Pour William Bouaka et ses conseils, tant bien même ces fonds auraient t-ils été destinés à la coalition « Publiez ce que vous produisez dans le golfe de Guinée », ils ont bel et bien transité par les comptes de la RPDH. La clause de mouvements de fonds nécessitant la signature de monsieur William Bouaka, le délit est bel et bien établi. En conséquence, il en réclame la restitution.
Pour la défense, cet argent n’ayant jamais eu pour destinataire le RDPH, mais bel et bien la coalition Publiez ce que vous produisez dans le golfe de Guinée, le dossier est vide.
Il faut bien voir que si cette affaire avait opposé des quidams X et Y, personne ne l’aurait relevée, mais ici s’opposent des membres d’organisations de défense des droits de l’homme et qui plus est, ceux-ci ont dénoncé d’obscures et juteuses magouilles dans le secteur pétrolier congolais. Les organisations internationales montent donc au créneau dénonçant une atteinte à la liberté des droits de l’homme au Congo tandis que les sieurs Christian Mounzéo et Brice Makoso entament leur chemin de croix : mandat d’arrêt, geôles durant une quinzaine, perquisition, scellés, instruction, audience, restriction de liberté.
C’est donc une affaire de gros sous.
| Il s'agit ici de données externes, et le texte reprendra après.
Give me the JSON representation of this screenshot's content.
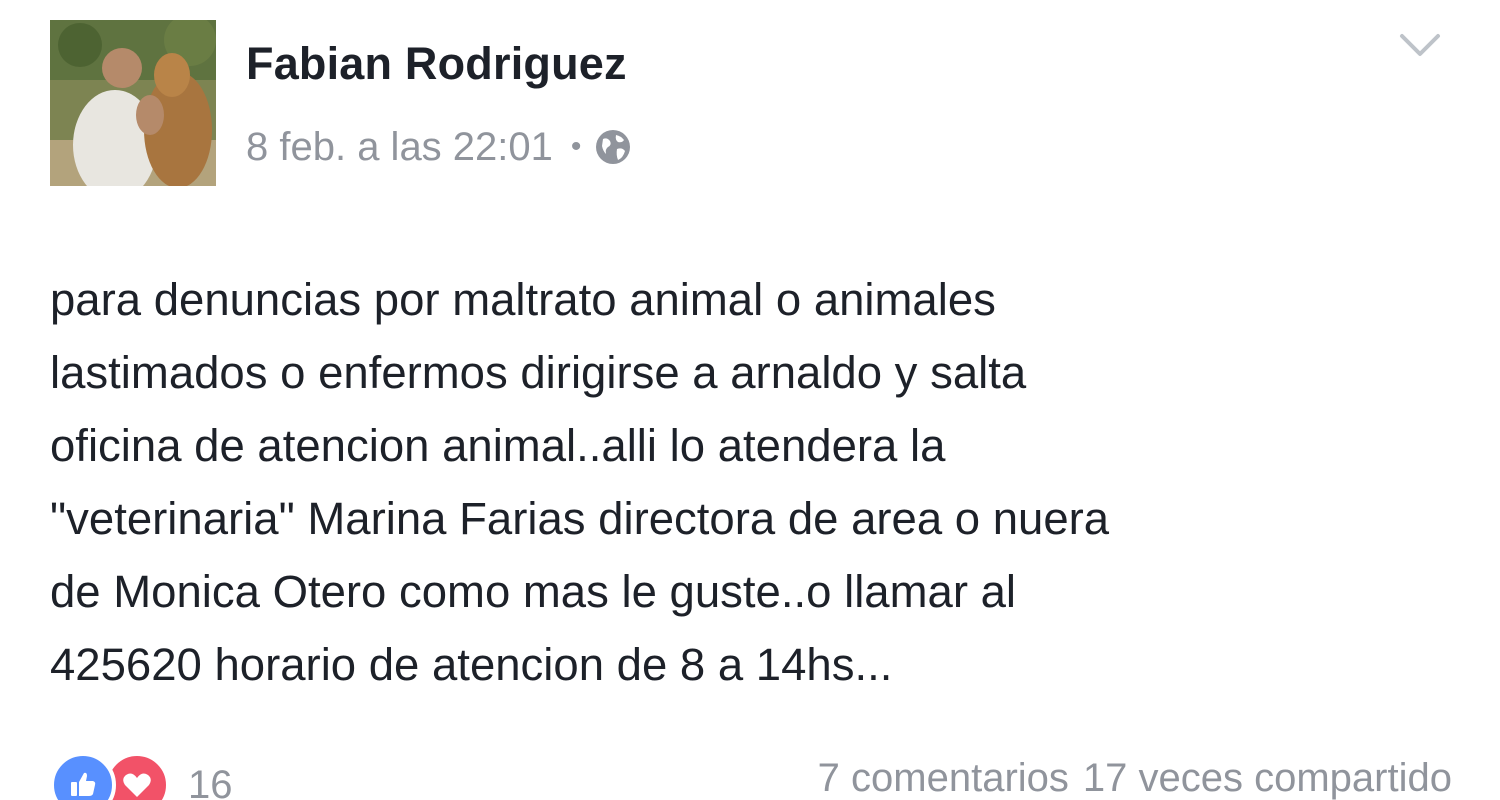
{
  "post": {
    "author": "Fabian Rodriguez",
    "timestamp": "8 feb. a las 22:01",
    "separator": "•",
    "privacy_icon": "globe-icon",
    "menu_icon": "chevron-down-icon",
    "text": "para denuncias por maltrato animal o animales\nlastimados o enfermos dirigirse a arnaldo y salta\noficina de atencion animal..alli lo atendera la\n\"veterinaria\" Marina Farias directora de area o nuera\nde Monica Otero como mas le guste..o llamar al\n425620 horario de atencion de 8 a 14hs..."
  },
  "footer": {
    "reactions": [
      "like-icon",
      "love-icon"
    ],
    "reaction_count": "16",
    "comments": "7 comentarios",
    "shares": "17 veces compartido"
  },
  "colors": {
    "text": "#1d2129",
    "muted": "#90949c",
    "like": "#5890ff",
    "love": "#f25268"
  }
}
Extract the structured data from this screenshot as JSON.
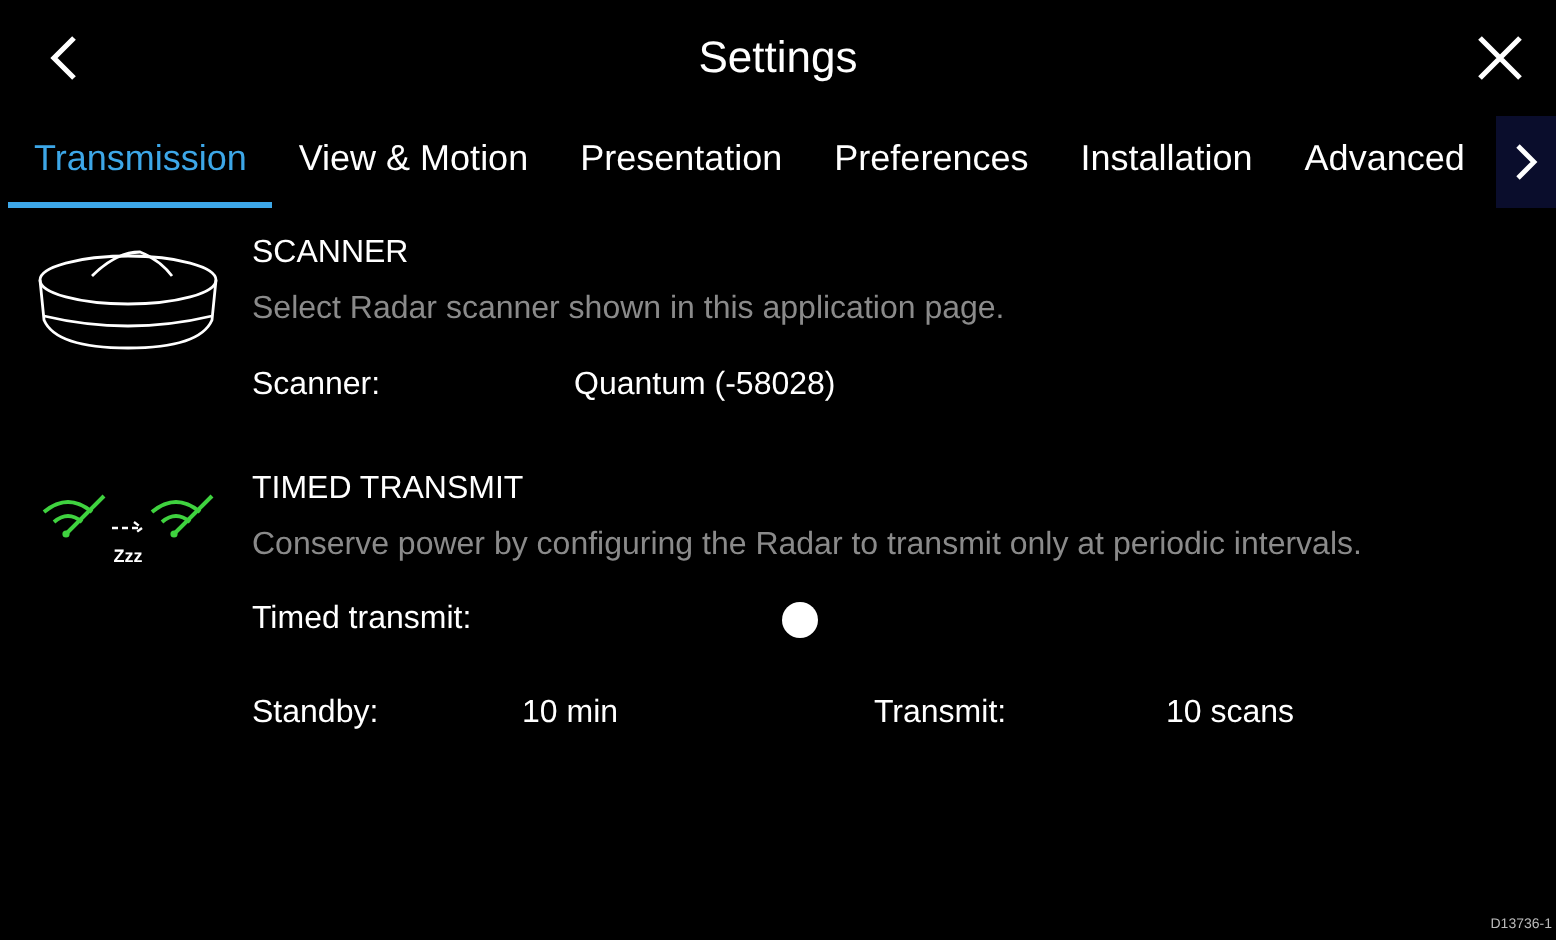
{
  "window": {
    "title": "Settings"
  },
  "tabs": [
    {
      "label": "Transmission",
      "selected": true
    },
    {
      "label": "View & Motion",
      "selected": false
    },
    {
      "label": "Presentation",
      "selected": false
    },
    {
      "label": "Preferences",
      "selected": false
    },
    {
      "label": "Installation",
      "selected": false
    },
    {
      "label": "Advanced",
      "selected": false
    }
  ],
  "scanner": {
    "heading": "SCANNER",
    "description": "Select Radar scanner shown in this application page.",
    "label": "Scanner:",
    "value": "Quantum (-58028)"
  },
  "timed_transmit": {
    "heading": "TIMED TRANSMIT",
    "description": "Conserve power by configuring the Radar to transmit only at periodic intervals.",
    "icon_caption": "Zzz",
    "toggle_label": "Timed transmit:",
    "on": false,
    "standby_label": "Standby:",
    "standby_value": "10 min",
    "transmit_label": "Transmit:",
    "transmit_value": "10 scans"
  },
  "footnote": "D13736-1"
}
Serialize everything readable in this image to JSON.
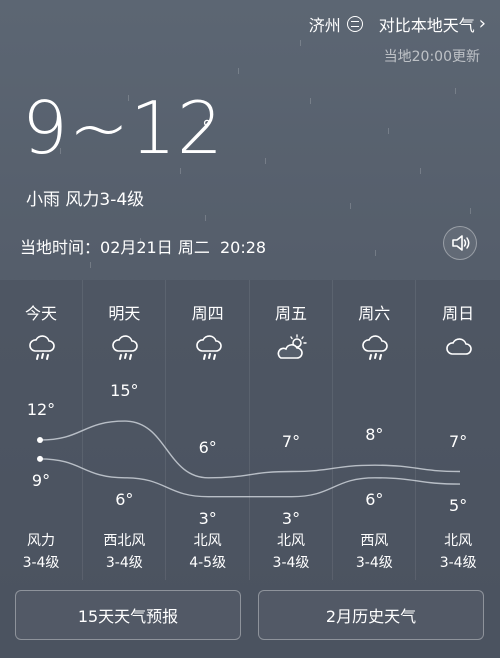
{
  "header": {
    "city": "济州",
    "compare_label": "对比本地天气",
    "update_text": "当地20:00更新"
  },
  "current": {
    "temp_range": "9~12",
    "degree": "°",
    "condition": "小雨 风力3-4级",
    "local_time_label": "当地时间：",
    "local_time_value": "02月21日 周二  20:28"
  },
  "forecast": [
    {
      "day": "今天",
      "icon": "rain-cloud-icon",
      "high": "12°",
      "low": "9°",
      "wind_dir": "风力",
      "wind_level": "3-4级"
    },
    {
      "day": "明天",
      "icon": "rain-cloud-icon",
      "high": "15°",
      "low": "6°",
      "wind_dir": "西北风",
      "wind_level": "3-4级"
    },
    {
      "day": "周四",
      "icon": "rain-cloud-icon",
      "high": "6°",
      "low": "3°",
      "wind_dir": "北风",
      "wind_level": "4-5级"
    },
    {
      "day": "周五",
      "icon": "partly-cloudy-icon",
      "high": "7°",
      "low": "3°",
      "wind_dir": "北风",
      "wind_level": "3-4级"
    },
    {
      "day": "周六",
      "icon": "rain-cloud-icon",
      "high": "8°",
      "low": "6°",
      "wind_dir": "西风",
      "wind_level": "3-4级"
    },
    {
      "day": "周日",
      "icon": "cloud-icon",
      "high": "7°",
      "low": "5°",
      "wind_dir": "北风",
      "wind_level": "3-4级"
    }
  ],
  "chart_data": {
    "type": "line",
    "categories": [
      "今天",
      "明天",
      "周四",
      "周五",
      "周六",
      "周日"
    ],
    "series": [
      {
        "values": [
          12,
          15,
          6,
          7,
          8,
          7
        ]
      },
      {
        "values": [
          9,
          6,
          3,
          3,
          6,
          5
        ]
      }
    ]
  },
  "buttons": {
    "forecast_15": "15天天气预报",
    "history": "2月历史天气"
  }
}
Enjeu 2000 dollars et 3000 livres sterling que tout le monde revendique.
Maître Ambroise Hervé Malonga plaidant pour la défense, cherche le vice de procédure puisque personne ne conteste que les fonds ont bel et bien transité irrégulièrement par le compte du RDPH :
Revient-il au Procureur de la République d’établir un mandat d’arrêt ?
Pourquoi les prévenus ont-ils été mis dans les geôles sans être mentionnés à la main courante au commissariat central et en suite transférés au commissariat du port avec interdiction d’être assistés par les avocats ?
Quels sont les documents qui ont été altérés ?
Où sont les scellés ?
Où sont les banquiers ?
Il plaide aussi le délit d’opinion : « Ces jeunes ont eu le malheur d’avoir regardé de près la gestion du pétrole congolais, ce qui explique l’acharnement des services de répression »
Dans sa conclusion il a demande la relaxe pure et simple de ses clients et cinquante millions de francs CFA de dommages et intérêts.
Une semaine plus tard, la salle se remplit à nouveau pour l’audition du verdict. Culpabilité pour les deux accusés mais verdict clément : 12 mois de prison assortis du sursis et 300 000 francs d’amende, les accusés devant restituer les fonds disparus au RPDH.
On pourrait s’arrêter là, mais ce serait sans compter avec l’intransigeance des deux parties, les accusés comme le parquet décidant de faire appel.
Au sortir de l’audience du 20 décembre nous avions rencontré Maître Marcel Goma, avocat de la partie civile, avocat à la cour, constitué pour la défense des intérêts de William Bouaka, plaignant depuis Avril 2005, contre Christian Mounzéo et Brice Makosso.
Daniel Lobé Diboto : Maître, la partie civile a axé sa plaidoirie sur les chef d’accusation d‘abus de confiance et de faux et usage de faux. Il m’a semblé que la défense conteste votre constitution de partie civile parce que vous n’avez pas demandé réparation. Qu’en dites-vous ?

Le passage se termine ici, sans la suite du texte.